Me encuentro con Laly Liparteliani en un bar situado en la plaza de la Victoria de Brescia. Hablar con una mujer ucraniana en una plaza que se llama así impresiona en este momento. Es la palabra clave de la propaganda del gobierno de Kiev. No puede haber ninguna otra victoria en Ucrania sin la militar. Todas las demás, como la de Eurovisión, por ejemplo, están al servicio de esa victoria. Laly salió huyendo de Jarkov y se refugió en Leópolis durante dos meses. Finalmente llegó a Italia, desde donde describe su sensación de injusticia y miedo, la incertidumbre ante el futuro que domina en ella y en la gente de su país. Nada de retórica ni concesiones con el invasor ruso. Pero la victoria de la que ella habla es algo totalmente distinto. Después de participar en los Ejercicios espirituales de la Fraternidad de CL, puede mirar de otra manera y entender mejor lo que está pasando.

«Cuando nos vimos obligados a salir de Jarkov, tuve el mismo sentimiento de rebelión que cuando mi marido murió de un infarto, hace un año. Nadie me había preguntado antes si estaba preparada para vivir sin él. Y ahora, en cuestión de horas, he tenido que hacer las maletas y escapar. Tampoco esta vez nadie me ha preguntado si estaba de acuerdo. Una noche me llamaron y me dijeron: prepáralo todo para partir. ¿Pero qué es todo? ¿Cómo se mete toda una vida en una maleta? Pero tenía que poner a salvo a mis hijos, Maria y Georgij, así que me subí al coche». Junto a Elena Mazzola y sus amigos de Emaús (una ONG de Jarkov que trabaja con huérfanos con discapacidad), Laly intentó cruzar la frontera a principios de marzo. Pero no lo logró. Georgij, su hijo mayor, acababa de cumplir 18 años y la ley marcial le prohibía abandonar el país. Habría podido dejar al chico y huir con su hija pequeña, pero no lo hizo. «Sobrevivimos a la muerte de mi marido y logramos volver a mirar a la cara a la realidad porque permanecimos juntos. También pensé que mi marido no lo habría hecho nunca. No quería elegir entre mis dos hijos». Así que, mientras Elena y los demás siguieron rumbo a Italia, ella se quedó en Leópolis.

«Lo más terrible de los que siguen en Ucrania es mirar el teléfono por la mañana. Lo primero que haces es revisar los últimos mensajes para ver que no ha muerto ninguno de tus familiares y amigos.
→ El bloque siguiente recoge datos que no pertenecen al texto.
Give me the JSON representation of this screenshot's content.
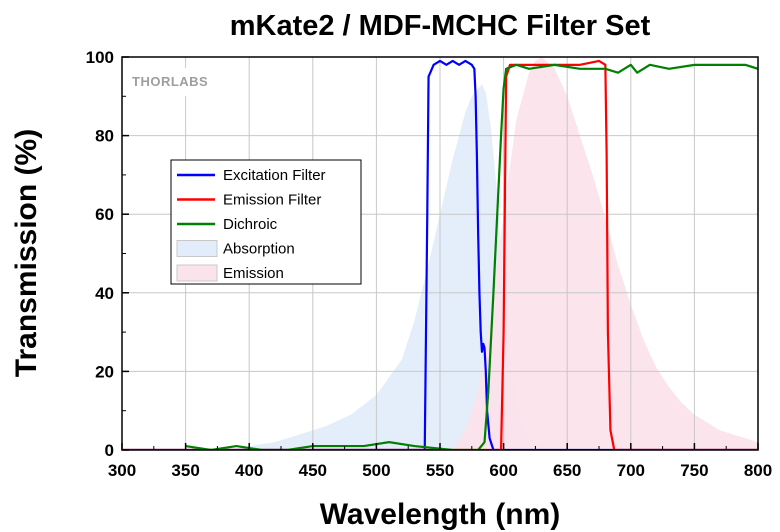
{
  "chart_data": {
    "type": "line",
    "title": "mKate2 / MDF-MCHC Filter Set",
    "xlabel": "Wavelength (nm)",
    "ylabel": "Transmission (%)",
    "xlim": [
      300,
      800
    ],
    "ylim": [
      0,
      100
    ],
    "x_ticks": [
      300,
      350,
      400,
      450,
      500,
      550,
      600,
      650,
      700,
      750,
      800
    ],
    "y_ticks": [
      0,
      20,
      40,
      60,
      80,
      100
    ],
    "grid": true,
    "legend_position": "center-left",
    "watermark": "THORLABS",
    "series": [
      {
        "name": "Absorption",
        "kind": "area",
        "color": "#e3ecfa",
        "points": [
          [
            385,
            0
          ],
          [
            400,
            1
          ],
          [
            420,
            2
          ],
          [
            440,
            4
          ],
          [
            460,
            6
          ],
          [
            480,
            9
          ],
          [
            500,
            14
          ],
          [
            520,
            23
          ],
          [
            530,
            33
          ],
          [
            540,
            46
          ],
          [
            550,
            60
          ],
          [
            560,
            74
          ],
          [
            565,
            80
          ],
          [
            570,
            86
          ],
          [
            575,
            90
          ],
          [
            580,
            92
          ],
          [
            583,
            93
          ],
          [
            586,
            91
          ],
          [
            590,
            82
          ],
          [
            595,
            65
          ],
          [
            600,
            42
          ],
          [
            605,
            25
          ],
          [
            610,
            12
          ],
          [
            615,
            6
          ],
          [
            620,
            3
          ],
          [
            630,
            1
          ],
          [
            640,
            0
          ]
        ]
      },
      {
        "name": "Emission",
        "kind": "area",
        "color": "#fbe3eb",
        "points": [
          [
            560,
            0
          ],
          [
            570,
            5
          ],
          [
            580,
            15
          ],
          [
            590,
            34
          ],
          [
            600,
            60
          ],
          [
            610,
            84
          ],
          [
            620,
            96
          ],
          [
            625,
            99
          ],
          [
            630,
            100
          ],
          [
            640,
            97
          ],
          [
            650,
            90
          ],
          [
            660,
            80
          ],
          [
            670,
            70
          ],
          [
            680,
            59
          ],
          [
            690,
            47
          ],
          [
            700,
            37
          ],
          [
            710,
            28
          ],
          [
            720,
            21
          ],
          [
            730,
            16
          ],
          [
            740,
            12
          ],
          [
            750,
            9
          ],
          [
            760,
            7
          ],
          [
            770,
            5
          ],
          [
            780,
            4
          ],
          [
            790,
            3
          ],
          [
            800,
            2
          ]
        ]
      },
      {
        "name": "Excitation Filter",
        "kind": "line",
        "color": "#0000ff",
        "points": [
          [
            300,
            0
          ],
          [
            538,
            0
          ],
          [
            540,
            60
          ],
          [
            541,
            95
          ],
          [
            545,
            98
          ],
          [
            550,
            99
          ],
          [
            555,
            98
          ],
          [
            560,
            99
          ],
          [
            565,
            98
          ],
          [
            570,
            99
          ],
          [
            575,
            98
          ],
          [
            577,
            97
          ],
          [
            578,
            90
          ],
          [
            579,
            75
          ],
          [
            580,
            55
          ],
          [
            581,
            40
          ],
          [
            582,
            30
          ],
          [
            583,
            25
          ],
          [
            584,
            27
          ],
          [
            585,
            26
          ],
          [
            586,
            20
          ],
          [
            587,
            10
          ],
          [
            589,
            3
          ],
          [
            592,
            0
          ],
          [
            800,
            0
          ]
        ]
      },
      {
        "name": "Emission Filter",
        "kind": "line",
        "color": "#ff0000",
        "points": [
          [
            300,
            0
          ],
          [
            598,
            0
          ],
          [
            600,
            30
          ],
          [
            602,
            95
          ],
          [
            605,
            98
          ],
          [
            620,
            98
          ],
          [
            640,
            98
          ],
          [
            660,
            98
          ],
          [
            675,
            99
          ],
          [
            680,
            98
          ],
          [
            681,
            75
          ],
          [
            682,
            30
          ],
          [
            684,
            5
          ],
          [
            687,
            0
          ],
          [
            800,
            0
          ]
        ]
      },
      {
        "name": "Dichroic",
        "kind": "line",
        "color": "#008000",
        "points": [
          [
            350,
            1
          ],
          [
            370,
            0
          ],
          [
            390,
            1
          ],
          [
            410,
            0
          ],
          [
            430,
            0
          ],
          [
            450,
            1
          ],
          [
            470,
            1
          ],
          [
            490,
            1
          ],
          [
            510,
            2
          ],
          [
            530,
            1
          ],
          [
            560,
            0
          ],
          [
            580,
            0
          ],
          [
            585,
            2
          ],
          [
            588,
            15
          ],
          [
            592,
            40
          ],
          [
            595,
            60
          ],
          [
            598,
            80
          ],
          [
            600,
            92
          ],
          [
            602,
            97
          ],
          [
            610,
            98
          ],
          [
            620,
            97
          ],
          [
            640,
            98
          ],
          [
            660,
            97
          ],
          [
            680,
            97
          ],
          [
            690,
            96
          ],
          [
            700,
            98
          ],
          [
            705,
            96
          ],
          [
            715,
            98
          ],
          [
            730,
            97
          ],
          [
            750,
            98
          ],
          [
            770,
            98
          ],
          [
            790,
            98
          ],
          [
            800,
            97
          ]
        ]
      }
    ],
    "legend": [
      {
        "label": "Excitation Filter",
        "kind": "line",
        "color": "#0000ff"
      },
      {
        "label": "Emission Filter",
        "kind": "line",
        "color": "#ff0000"
      },
      {
        "label": "Dichroic",
        "kind": "line",
        "color": "#008000"
      },
      {
        "label": "Absorption",
        "kind": "area",
        "color": "#e3ecfa"
      },
      {
        "label": "Emission",
        "kind": "area",
        "color": "#fbe3eb"
      }
    ]
  }
}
Luego vuelves a leer desde el principio para ver cuántas bombas han caído en Jarkov o en Kiev, qué ha pasado en Mariúpol…». Laly cuenta lo difícil que es vivir en tiempos de guerra incluso en una ciudad relativamente segura como Leópolis. «Vas por la calle y ves sacos de arena para proteger palacios y monumentos de las bombas. También lo ves en la iglesia, donde las imágenes de Jesús y de la Virgen están envueltas en telas blancas, como momias. Sabes que están ahí pero no las puedes ver. No ayuda a mantener la calma». Pero lo más difícil de describir, para ella, es lo que pasa cuando se empieza a oír el sonido de las alarmas. «En la televisión explican cómo hay que comportarse en caso de ataques químicos con cloro o gas sarín. En el momento en que empieza a sonar la alarma es como si todo se comprimiera dentro de ti. Sientes miedo e impotencia. Sabes que, en caso de ataque químico, no podrás protegerte ni a ti ni a tus hijos. Cada vez que oía la sirena entraba en estado de shock. Hemos vivido así casi dos meses».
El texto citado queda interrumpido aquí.